Bilateral trade between India and Pakistan

  • Bilateral trade reached its peak of $ 2.7 billion in 2013-14. Since then, it gradually declined till Pakistan decided to suspend bilateral trade with India in 2019.
  • In FY19, total exports to Pakistan were $2.06 billion, while imports were $495 million.
    • In the first quarter of FY20, India’s exports to Pakistan were $452.5 million and imports were $7.13 million.
  • India’s major items of export are organic chemicals, cotton, plastics and dyes, while imports are fruit and edible nuts, and mineral fuels.
    • Export of tomatoes to Pakistan had stopped long ago.


Reasons for low volume of trade

  • Border tensions
  • Pakistan’s reluctance to accord India the MFN status,
  • Pakistan allowing only 137 items for trade through Wagah/ Attari land route,
  • Failure to provide Non-Discriminatory Market Access (NDMA) on a reciprocal basis etc.


Suspension of bilateral trade

  • In August 2019, Pakistan decided to suspend trade relations with India in a five-point plan.
  • Pakistan’s share of exports to India has been less than 2% of its total exports, and for India, imports from Pakistan are not even 0.5% of its total imports.
  • Since then, Pakistan had made only two exceptions. These were —
    • for the import of pharmaceutical products during the COVID-19 pandemic
    • for India to ship 50,000 tonnes of wheat as humanitarian aid to Afghanistan.


LoC Trade between J&K and PoJK

  • The LoC trade was meant to facilitate exchange of goods of common use between local populations across the LoC in Jammu & Kashmir.
  • This allowed trade through two Trade Facilitation Centres located at Salamabad, Uri, District Baramulla and Chakkan-da-Bagh, District Poonch.
  • It was based on Barter system and zero duty basis.
  • However, in April 2019, India suspended LoC trade in Jammu & Kashmir.
    • This action was taken based on reports that the Cross LoC trade routes are being misused by the Pakistan for funnelling illegal weapons, narcotics and fake currency etc.

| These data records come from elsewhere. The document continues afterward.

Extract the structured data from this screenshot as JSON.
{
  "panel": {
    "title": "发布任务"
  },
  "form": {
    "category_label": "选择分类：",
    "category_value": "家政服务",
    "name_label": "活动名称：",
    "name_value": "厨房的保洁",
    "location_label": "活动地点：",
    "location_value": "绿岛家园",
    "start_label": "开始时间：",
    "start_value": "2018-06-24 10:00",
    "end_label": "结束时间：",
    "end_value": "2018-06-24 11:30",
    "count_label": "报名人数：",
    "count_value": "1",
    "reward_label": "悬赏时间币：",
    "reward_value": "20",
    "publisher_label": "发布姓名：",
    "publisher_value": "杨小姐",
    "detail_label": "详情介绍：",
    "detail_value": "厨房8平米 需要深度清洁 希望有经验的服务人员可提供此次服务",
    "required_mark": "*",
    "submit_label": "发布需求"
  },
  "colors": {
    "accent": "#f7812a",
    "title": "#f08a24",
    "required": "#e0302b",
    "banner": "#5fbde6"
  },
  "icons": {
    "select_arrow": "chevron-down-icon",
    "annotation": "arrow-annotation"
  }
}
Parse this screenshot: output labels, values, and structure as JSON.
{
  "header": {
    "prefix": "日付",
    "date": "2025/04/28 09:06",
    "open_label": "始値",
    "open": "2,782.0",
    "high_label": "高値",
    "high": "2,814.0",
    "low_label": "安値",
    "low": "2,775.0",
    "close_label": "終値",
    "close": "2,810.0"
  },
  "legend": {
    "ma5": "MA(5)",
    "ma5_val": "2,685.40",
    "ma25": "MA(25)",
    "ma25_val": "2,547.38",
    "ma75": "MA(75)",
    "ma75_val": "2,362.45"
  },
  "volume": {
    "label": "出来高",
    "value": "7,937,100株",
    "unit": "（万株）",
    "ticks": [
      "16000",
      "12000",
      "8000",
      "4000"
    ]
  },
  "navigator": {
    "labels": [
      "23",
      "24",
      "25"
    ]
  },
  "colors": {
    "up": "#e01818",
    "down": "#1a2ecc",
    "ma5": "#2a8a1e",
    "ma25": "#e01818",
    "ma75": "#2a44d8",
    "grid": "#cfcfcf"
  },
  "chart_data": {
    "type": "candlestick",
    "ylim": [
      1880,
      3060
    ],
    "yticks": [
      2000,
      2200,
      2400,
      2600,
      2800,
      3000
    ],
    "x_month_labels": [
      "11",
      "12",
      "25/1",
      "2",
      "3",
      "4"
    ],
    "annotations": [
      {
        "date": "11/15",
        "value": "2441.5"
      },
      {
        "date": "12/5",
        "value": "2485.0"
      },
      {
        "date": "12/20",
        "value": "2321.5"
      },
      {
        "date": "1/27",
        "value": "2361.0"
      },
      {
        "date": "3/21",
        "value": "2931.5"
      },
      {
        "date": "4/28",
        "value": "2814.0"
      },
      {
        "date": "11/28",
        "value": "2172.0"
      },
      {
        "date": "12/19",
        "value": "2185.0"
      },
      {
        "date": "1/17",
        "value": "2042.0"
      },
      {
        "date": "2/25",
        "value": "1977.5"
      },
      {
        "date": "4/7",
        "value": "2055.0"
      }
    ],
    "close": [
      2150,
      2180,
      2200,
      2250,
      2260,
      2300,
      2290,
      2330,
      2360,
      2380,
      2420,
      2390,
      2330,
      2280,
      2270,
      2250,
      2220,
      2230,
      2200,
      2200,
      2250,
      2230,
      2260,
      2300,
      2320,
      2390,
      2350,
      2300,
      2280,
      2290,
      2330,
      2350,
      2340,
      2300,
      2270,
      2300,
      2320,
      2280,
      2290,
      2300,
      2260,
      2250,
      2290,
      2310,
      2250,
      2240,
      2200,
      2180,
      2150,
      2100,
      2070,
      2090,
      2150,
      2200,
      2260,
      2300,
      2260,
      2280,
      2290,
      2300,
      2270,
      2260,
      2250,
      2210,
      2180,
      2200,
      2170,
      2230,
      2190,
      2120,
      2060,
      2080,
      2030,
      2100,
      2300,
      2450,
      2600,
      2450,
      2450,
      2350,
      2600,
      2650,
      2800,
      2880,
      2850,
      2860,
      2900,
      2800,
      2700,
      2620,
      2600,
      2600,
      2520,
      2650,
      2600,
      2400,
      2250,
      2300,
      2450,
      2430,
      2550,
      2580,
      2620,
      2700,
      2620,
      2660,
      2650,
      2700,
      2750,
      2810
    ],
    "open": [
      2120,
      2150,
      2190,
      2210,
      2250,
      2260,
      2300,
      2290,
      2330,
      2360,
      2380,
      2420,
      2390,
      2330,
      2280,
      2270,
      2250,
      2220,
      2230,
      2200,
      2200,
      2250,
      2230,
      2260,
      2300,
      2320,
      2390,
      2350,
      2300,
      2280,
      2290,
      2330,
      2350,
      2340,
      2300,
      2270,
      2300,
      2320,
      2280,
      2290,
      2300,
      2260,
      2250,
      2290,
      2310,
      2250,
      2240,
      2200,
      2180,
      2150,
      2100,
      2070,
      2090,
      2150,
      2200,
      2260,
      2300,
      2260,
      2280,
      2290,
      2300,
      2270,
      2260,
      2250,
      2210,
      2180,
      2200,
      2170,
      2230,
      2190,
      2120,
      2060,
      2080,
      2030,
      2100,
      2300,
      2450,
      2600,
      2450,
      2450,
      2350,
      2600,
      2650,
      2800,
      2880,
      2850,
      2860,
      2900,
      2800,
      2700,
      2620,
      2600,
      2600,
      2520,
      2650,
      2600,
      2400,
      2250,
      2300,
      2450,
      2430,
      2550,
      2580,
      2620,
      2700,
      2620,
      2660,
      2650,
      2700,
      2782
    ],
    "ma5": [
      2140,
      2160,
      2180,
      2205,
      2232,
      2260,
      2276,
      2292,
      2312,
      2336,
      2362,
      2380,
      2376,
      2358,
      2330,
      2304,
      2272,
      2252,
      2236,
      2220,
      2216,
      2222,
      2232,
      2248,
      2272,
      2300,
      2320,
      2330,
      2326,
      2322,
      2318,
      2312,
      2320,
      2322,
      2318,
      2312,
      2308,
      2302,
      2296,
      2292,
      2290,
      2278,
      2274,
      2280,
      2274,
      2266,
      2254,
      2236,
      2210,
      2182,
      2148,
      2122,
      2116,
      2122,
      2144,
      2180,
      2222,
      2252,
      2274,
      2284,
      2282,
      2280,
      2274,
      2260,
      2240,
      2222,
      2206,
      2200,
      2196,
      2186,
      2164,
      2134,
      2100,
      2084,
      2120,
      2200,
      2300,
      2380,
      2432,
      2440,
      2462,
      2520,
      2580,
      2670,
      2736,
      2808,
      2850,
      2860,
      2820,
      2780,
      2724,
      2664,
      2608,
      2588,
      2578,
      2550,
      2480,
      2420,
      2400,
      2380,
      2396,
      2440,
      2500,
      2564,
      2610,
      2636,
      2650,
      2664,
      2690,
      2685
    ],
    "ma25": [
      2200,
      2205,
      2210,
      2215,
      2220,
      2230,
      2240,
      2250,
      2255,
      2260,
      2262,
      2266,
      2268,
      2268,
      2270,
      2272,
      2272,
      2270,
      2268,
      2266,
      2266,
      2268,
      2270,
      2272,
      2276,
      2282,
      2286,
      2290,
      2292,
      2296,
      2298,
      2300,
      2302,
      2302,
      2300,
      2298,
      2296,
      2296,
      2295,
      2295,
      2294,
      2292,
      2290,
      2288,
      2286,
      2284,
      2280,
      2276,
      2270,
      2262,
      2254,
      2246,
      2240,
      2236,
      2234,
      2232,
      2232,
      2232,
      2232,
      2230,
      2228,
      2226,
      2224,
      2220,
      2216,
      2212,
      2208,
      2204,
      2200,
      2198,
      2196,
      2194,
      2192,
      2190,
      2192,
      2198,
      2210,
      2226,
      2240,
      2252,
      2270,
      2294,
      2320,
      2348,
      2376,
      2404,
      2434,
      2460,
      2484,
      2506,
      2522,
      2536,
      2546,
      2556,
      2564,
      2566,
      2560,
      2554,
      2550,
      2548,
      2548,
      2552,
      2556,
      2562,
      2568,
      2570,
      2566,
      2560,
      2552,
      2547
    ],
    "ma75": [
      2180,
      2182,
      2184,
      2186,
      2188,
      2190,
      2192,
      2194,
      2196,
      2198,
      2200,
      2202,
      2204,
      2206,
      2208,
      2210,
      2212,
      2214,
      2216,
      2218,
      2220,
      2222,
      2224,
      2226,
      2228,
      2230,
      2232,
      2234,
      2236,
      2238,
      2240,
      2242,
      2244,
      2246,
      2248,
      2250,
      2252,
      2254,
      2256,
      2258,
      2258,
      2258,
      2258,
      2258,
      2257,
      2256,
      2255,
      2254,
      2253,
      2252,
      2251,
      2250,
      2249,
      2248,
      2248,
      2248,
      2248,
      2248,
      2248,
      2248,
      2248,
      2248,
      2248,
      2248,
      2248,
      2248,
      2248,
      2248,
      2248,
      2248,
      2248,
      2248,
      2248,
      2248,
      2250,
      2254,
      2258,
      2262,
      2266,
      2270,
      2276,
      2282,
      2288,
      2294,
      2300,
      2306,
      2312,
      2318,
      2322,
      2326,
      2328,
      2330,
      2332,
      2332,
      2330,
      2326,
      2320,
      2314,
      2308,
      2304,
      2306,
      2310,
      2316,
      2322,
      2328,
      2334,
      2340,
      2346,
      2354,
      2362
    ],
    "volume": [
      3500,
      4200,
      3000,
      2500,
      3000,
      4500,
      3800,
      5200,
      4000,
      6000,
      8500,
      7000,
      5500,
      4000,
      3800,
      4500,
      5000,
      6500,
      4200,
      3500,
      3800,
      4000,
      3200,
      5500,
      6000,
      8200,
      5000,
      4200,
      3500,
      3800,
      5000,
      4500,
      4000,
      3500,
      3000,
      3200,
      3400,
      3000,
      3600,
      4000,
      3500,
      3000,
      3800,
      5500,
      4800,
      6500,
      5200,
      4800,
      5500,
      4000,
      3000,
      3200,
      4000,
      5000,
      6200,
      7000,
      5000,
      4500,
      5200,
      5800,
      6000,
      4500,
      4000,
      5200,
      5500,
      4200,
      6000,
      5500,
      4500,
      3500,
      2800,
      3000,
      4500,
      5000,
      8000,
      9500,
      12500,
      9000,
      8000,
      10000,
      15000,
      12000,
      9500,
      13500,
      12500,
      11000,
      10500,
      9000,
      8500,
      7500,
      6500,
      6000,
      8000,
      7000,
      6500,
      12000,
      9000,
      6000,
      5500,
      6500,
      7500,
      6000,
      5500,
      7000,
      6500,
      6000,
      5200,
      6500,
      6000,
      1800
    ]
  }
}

Most Favoured Nation (MFN) Status

  • A Pakistan cabinet decision of November, 2011 to accord India the MFN status remains unimplemented.
  • Pakistan, however, substituted, in March 2012, a positive list of a little more than 1950 tariff lines, permitted for import from India, by a Negative List of 1209 lines that cannot be imported from India.
  • India, on the other hand, had accorded MFN status to Pakistan in 1996. However, in February 2019, after Pulwama terror attack, India decided to withdraw the status.


India’s response

  • In a rare outreach to the neighbouring country, PM Modi has extended heartfelt condolences to victims of the floods in Pakistan.
  • Pakistan had so far not requested aid from India, nor had it been offered unilaterally by India.
  • Currently, it is unclear whether the Indian government will take forward the suggestion to reopen trade or extend aid to Pakistan as it had done with Sri Lanka and Afghanistan in recent months.
  • However, highlighting India’s strong support for regionalism and its policy of being more generous and more non reciprocal, experts feel that India might extend help to Pakistan.